Kelly also mentioned the comments and demands for his firing did not come from local people. But the department decided Kelly’s donation “eroded the public’s trust in the police.”
He wants his job back. Kelly wishes the department waited to make a decision about his employment instead of rushing to appease the woke mob:
Speaking from his home in Norfolk, he said he wishes the city officials had waited at least until tensions surrounding the case had calmed, if not until the trial.
‘If people consumed as much information as I did about the case they may have come to a different conclusion. And honestly even if they did consume as much information as I did and they came to a different conclusion – that’s fine.
‘This is America. You can agree with your neighbors and other people in your community and you can disagree with them. Just because someone has a different opinion than you, it doesn’t mean you should destroy their lives, take their job away.
‘My opinion on the self-defense claim of Mr. Rittenhouse has no impact on my ability to do my job as a police officer.’
He says the only reason he was fired was because he supported the teenager.
‘If I had a different opinion and I donated to a fund for the victims and made comments about how Mr. Rittenhouse was a murderer, nobody would have cared or tried to get me fired.’
Kelly filed a grievance. He mentioned police chief Larry Boone attended a BLM protest while in uniform and on duty:
In the photo, Boone is holding a sign that reads Black Lives Matter, with the names of people who have been shot by cops – including some in Norfolk – around it.
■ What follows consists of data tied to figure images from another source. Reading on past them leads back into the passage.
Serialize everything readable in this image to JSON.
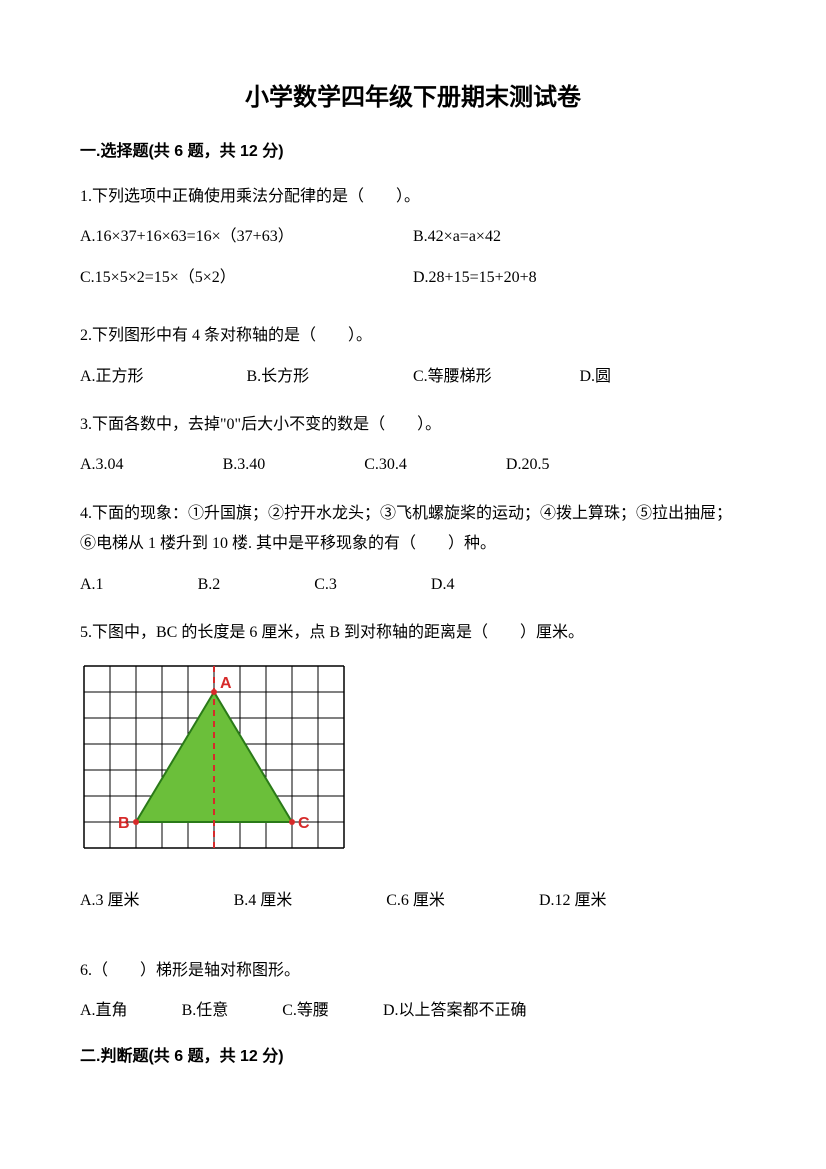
{
  "title": "小学数学四年级下册期末测试卷",
  "section1": {
    "header": "一.选择题(共 6 题，共 12 分)",
    "q1": {
      "stem": "1.下列选项中正确使用乘法分配律的是（　　）。",
      "a": "A.16×37+16×63=16×（37+63）",
      "b": "B.42×a=a×42",
      "c": "C.15×5×2=15×（5×2）",
      "d": "D.28+15=15+20+8"
    },
    "q2": {
      "stem": "2.下列图形中有 4 条对称轴的是（　　）。",
      "a": "A.正方形",
      "b": "B.长方形",
      "c": "C.等腰梯形",
      "d": "D.圆"
    },
    "q3": {
      "stem": "3.下面各数中，去掉\"0\"后大小不变的数是（　　）。",
      "a": "A.3.04",
      "b": "B.3.40",
      "c": "C.30.4",
      "d": "D.20.5"
    },
    "q4": {
      "stem": "4.下面的现象：①升国旗；②拧开水龙头；③飞机螺旋桨的运动；④拨上算珠；⑤拉出抽屉；⑥电梯从 1 楼升到 10 楼. 其中是平移现象的有（　　）种。",
      "a": "A.1",
      "b": "B.2",
      "c": "C.3",
      "d": "D.4"
    },
    "q5": {
      "stem": "5.下图中，BC 的长度是 6 厘米，点 B 到对称轴的距离是（　　）厘米。",
      "a": "A.3 厘米",
      "b": "B.4 厘米",
      "c": "C.6 厘米",
      "d": "D.12 厘米",
      "diagram": {
        "type": "triangle-on-grid",
        "grid_cols": 10,
        "grid_rows": 7,
        "grid_color": "#000000",
        "bg_color": "#ffffff",
        "triangle_fill": "#6bbf3a",
        "triangle_stroke": "#2a7a18",
        "axis_color": "#d62a2a",
        "label_color": "#d62a2a",
        "cell_size": 26,
        "apex": {
          "col": 5,
          "row": 1
        },
        "base_left": {
          "col": 2,
          "row": 6
        },
        "base_right": {
          "col": 8,
          "row": 6
        },
        "labels": {
          "A": "A",
          "B": "B",
          "C": "C"
        }
      }
    },
    "q6": {
      "stem": "6.（　　）梯形是轴对称图形。",
      "a": "A.直角",
      "b": "B.任意",
      "c": "C.等腰",
      "d": "D.以上答案都不正确"
    }
  },
  "section2": {
    "header": "二.判断题(共 6 题，共 12 分)"
  }
}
‘The hypocrisy is dumbfounding. For the leader of our organization to be able to advocate support for a movement that is at the very least divisive in America today, in uniform while on duty… he was holding carried the name of a person who had recently been shot by a Norfolk police officer.
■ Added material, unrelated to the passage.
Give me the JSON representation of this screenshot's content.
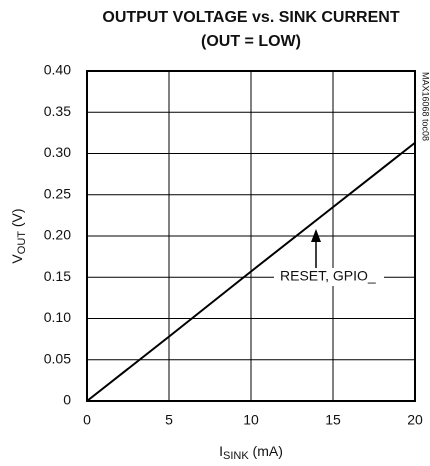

‘The sign demanded justice for that person, but that shooting was still under investigation to determine whether or not that officer should be charged criminally. It’s very inconsistent.
‘Yet I cannot, off-duty, on my own time make a donation and some comments that are well within the realm of public, acceptable discourse?’
The bigger issue, he says, is that he was fired for daring to have an opinion that went against woke officials and public pressure to condemn the teenager.
‘The outcome of the trial has nothing to do with my vindication – right or wrong, an American has the right to express their opinion within the realm of public discourse.